COVID Vaccine Trial
Rosamond Gifford Zoo Animals Participate in COVID Vaccine Trial
When the COVID-19 virus first reared its head in humans, scientists believe it did so as a zoonotic illness that jumped from bats to people. Weeks after the virus became a global human pandemic, a 4-year-old tiger at the Bronx Zoo came down with a cough and tested positive for COVID.
Since then, animals ranging from gorillas to minks to other big cats have become infected with COVID, according to the Centers for Disease Control.
“There have been reports of animals infected with the virus worldwide,” the CDC says on its website. “Most of these animals became infected after contact with people with COVID-19.”
That’s why the zoo required visitors to mask up even in outdoor areas before a majority of people were vaccinated, said Zoo Director Ted Fox. And that’s why the zoo has signed up to participate in a COVID-19 vaccine trial for animals.
“As an accredited zoo, our number-one priority is protecting animals, especially endangered species,” Ted said. “We jumped at the chance to be among the first zoos to vaccinate our animals and we are really excited to be selected to receive some of the limited number of doses being tested for animals.”
The vaccine was developed by Zoetis, a world leader in animal health that has provided vaccines and diagnostic tests for emerging infectious diseases in animals. Zoetis initially began work on a vaccine for domestic animals that has been demonstrated to be safe in dogs and cats and has so far shown to be efficacious.
“The vaccine development work then shifted to minks last year as the incidence in that species escalated in Denmark and other countries and demonstrated a critical need,” Zoetis said.
In January, the San Diego Zoo asked Zoetis to develop a vaccine for great apes after eight gorillas tested positive for COVID. In March, the zoo vaccinated four orangutans and five bonobos with the trial vaccine.
Scientists hope that vaccinating animals may prevent a COVID spillover back to humans as well as protect animals from contracting the disease from unvaccinated people.
Ted said the Rosamond Gifford Zoo applied to be in the Zoetis trial and had to go through a lengthy state approval process.
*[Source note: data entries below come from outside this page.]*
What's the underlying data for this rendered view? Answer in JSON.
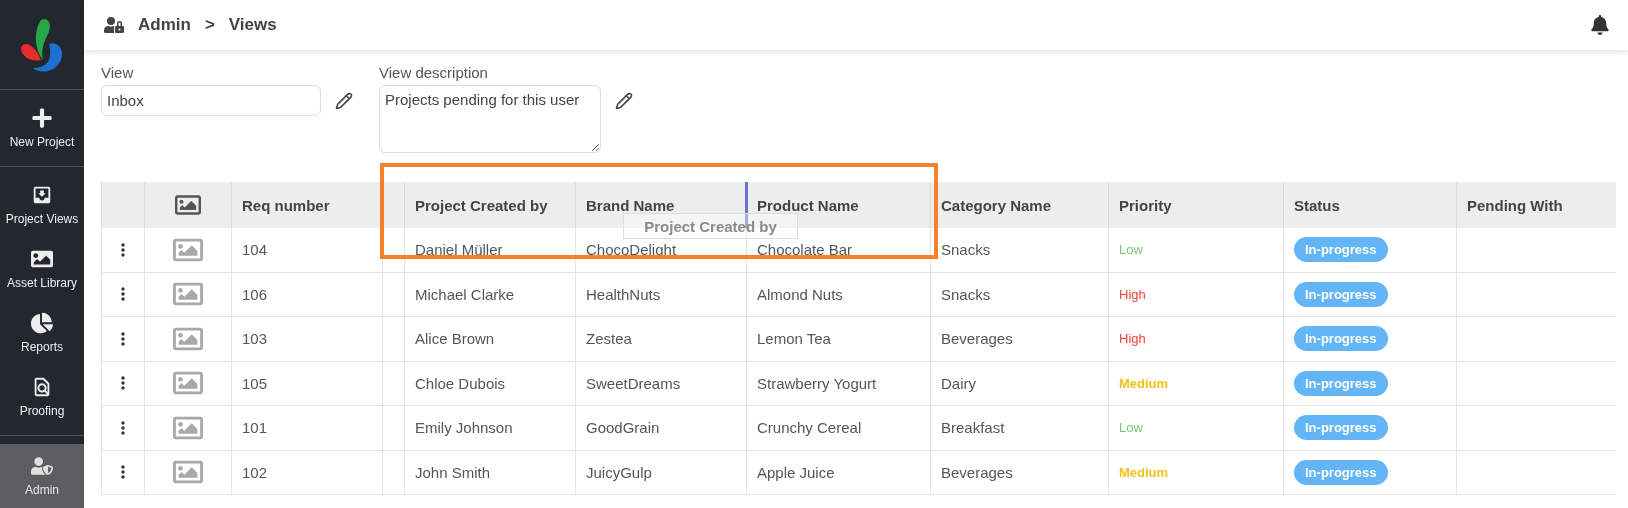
{
  "sidebar": {
    "items": [
      {
        "label": "New Project",
        "selected": false
      },
      {
        "label": "Project Views",
        "selected": false
      },
      {
        "label": "Asset Library",
        "selected": false
      },
      {
        "label": "Reports",
        "selected": false
      },
      {
        "label": "Proofing",
        "selected": false
      },
      {
        "label": "Admin",
        "selected": true
      }
    ]
  },
  "breadcrumb": [
    "Admin",
    ">",
    "Views"
  ],
  "form": {
    "view": {
      "label": "View",
      "value": "Inbox"
    },
    "description": {
      "label": "View description",
      "value": "Projects pending for this user"
    }
  },
  "table": {
    "columns": [
      "Req number",
      "",
      "Project Created by",
      "Brand Name",
      "Product Name",
      "Category Name",
      "Priority",
      "Status",
      "Pending With"
    ],
    "rows": [
      {
        "req": "104",
        "created_by": "Daniel Müller",
        "brand": "ChocoDelight",
        "product": "Chocolate Bar",
        "category": "Snacks",
        "priority": {
          "text": "Low",
          "kind": "low"
        },
        "status": "In-progress"
      },
      {
        "req": "106",
        "created_by": "Michael Clarke",
        "brand": "HealthNuts",
        "product": "Almond Nuts",
        "category": "Snacks",
        "priority": {
          "text": "High",
          "kind": "high"
        },
        "status": "In-progress"
      },
      {
        "req": "103",
        "created_by": "Alice Brown",
        "brand": "Zestea",
        "product": "Lemon Tea",
        "category": "Beverages",
        "priority": {
          "text": "High",
          "kind": "high"
        },
        "status": "In-progress"
      },
      {
        "req": "105",
        "created_by": "Chloe Dubois",
        "brand": "SweetDreams",
        "product": "Strawberry Yogurt",
        "category": "Dairy",
        "priority": {
          "text": "Medium",
          "kind": "medium"
        },
        "status": "In-progress"
      },
      {
        "req": "101",
        "created_by": "Emily Johnson",
        "brand": "GoodGrain",
        "product": "Crunchy Cereal",
        "category": "Breakfast",
        "priority": {
          "text": "Low",
          "kind": "low"
        },
        "status": "In-progress"
      },
      {
        "req": "102",
        "created_by": "John Smith",
        "brand": "JuicyGulp",
        "product": "Apple Juice",
        "category": "Beverages",
        "priority": {
          "text": "Medium",
          "kind": "medium"
        },
        "status": "In-progress"
      }
    ],
    "drag_ghost": "Project Created by",
    "highlight": true
  }
}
The zoo will receive enough doses to vaccinate 21 animals including primates, big cats and other mammals for the first round of the trial. That could increase if the zoo is allotted more doses, Ted said.
Thanks to daily training sessions that allow animals to participate in their own health care, most of the zoo’s animals do not have to be restrained, sedated or stressed in any way to receive vaccinations.
Abe the siamang ape is used to putting his arm through a plastic sleeve for blood draws in exchange for treats. Elephants are rewarded for allowing blood draws from their ears. Big cats get blood draws and receive vaccinations by offering their tails.
“We use positive reinforcement to train our animals to do many behaviors like open their mouths so we can inspect their teeth, lift their feet or stand up to allow an ultrasound,” Ted said. “With all this routine training, our zoo animals are the perfect candidates to receive the first vaccines for animals.”
The Zoetis trial will help not just zoo animals. Domestic animals will benefit from the research, as will wild species that have been part of spreading zoonotic diseases in the past. Wild animals can potentially be vaccinated orally by eating tasty baits that contain the vaccine, which could help curb the spread of COVID-like viruses worldwide.
Zoonotic (/zuː.əˈnɑː.t̬ɪk/) – adjective, BIOLOGY, MEDICAL
(of a disease) able to spread from animals to humans: Rabies is perhaps the best-known and most feared of all zoonotic diseases.
Zoonotic transfer of pathogens to humans has been attributed to changes in natural environments for expanded global food production.
- Many high-impact diseases tend to be zoonotic diseases that emerge from wildlife like HIV and SARS did.
- Vector-borne and zoonotic diseases include Lyme disease, West Nile virus, malaria or dengue fever.
- Scientific theory suggests these viruses have repeatedly jumped from nonhuman primates to human beings in a process known as zoonotic transfer.